KERNERSVILLE, N.C. - A child in Alamance County died this week from the flu. The child's death has reignited a debate about flu shots and vaccinations.
Kernersville Primary Care Doctor William S. Kelly has been practicing medicine for the past thirty years. He has seen children die from vaccine preventable diseases. As a result, he adopted a policy for his practice that says, "If you should absolutely refuse to vaccinate your child despite all our efforts, we will ask you to find another health care provider who shares your view." The policy statement is adapted from www.immunize.org.
Dr. Kelly told WFMY News 2, "The vaccines are safe. They're effective. There's no reason, in most cases, for people to refuse these things...These are life-threatening illnesses that can be prevented with vaccines. Sometimes, you just have to stand up and make a point, even if it means losing business."
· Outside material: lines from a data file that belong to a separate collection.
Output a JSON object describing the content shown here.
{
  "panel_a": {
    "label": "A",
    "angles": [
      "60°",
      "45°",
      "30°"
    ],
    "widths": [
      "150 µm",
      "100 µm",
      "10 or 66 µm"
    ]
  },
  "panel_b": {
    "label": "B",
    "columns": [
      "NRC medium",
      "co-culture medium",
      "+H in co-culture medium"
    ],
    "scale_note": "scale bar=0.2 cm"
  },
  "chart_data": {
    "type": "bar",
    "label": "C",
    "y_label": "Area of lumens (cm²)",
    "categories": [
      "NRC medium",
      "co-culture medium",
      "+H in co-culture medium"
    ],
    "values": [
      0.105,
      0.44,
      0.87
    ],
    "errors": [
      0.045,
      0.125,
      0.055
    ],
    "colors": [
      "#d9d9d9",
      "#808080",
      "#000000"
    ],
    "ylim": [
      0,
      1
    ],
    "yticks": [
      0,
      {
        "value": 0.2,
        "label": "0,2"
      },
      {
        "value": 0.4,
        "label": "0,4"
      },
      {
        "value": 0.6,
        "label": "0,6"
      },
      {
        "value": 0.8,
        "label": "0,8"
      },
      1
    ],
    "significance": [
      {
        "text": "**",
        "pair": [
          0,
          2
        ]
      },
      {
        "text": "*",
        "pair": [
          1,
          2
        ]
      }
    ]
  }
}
In 30 years, only one mother has refused. She took her child elsewhere. Doctor Kelly said he strongly encourages flu shots as well for everyone. Again, because he believes they work.
However, there are plenty of people out there who are skeptical about the vaccines like the flu shot.
Alesheia Baccous is not getting a flu shot. She said, "When I don't get a flu shot, I don't have any cold or flu symptoms, not even a cough. So, if I'm healthy and I keep my immune system up, there's really no need to get a flu shot."
Baccous reached out to WFMY News 2 on our Facebook page. We received quite a few responses from you about whether to get a flu shot.
The more recent data available from the state shows half of the people in North Carolina get vaccinated. During this flu season, the state has distributed about 500-thousand doses of the flu shot. In addition, many private practices order their own supplies.
If you feel you or someone you love has become injured or harmed by a vaccine, there is a government program where you can file a claim.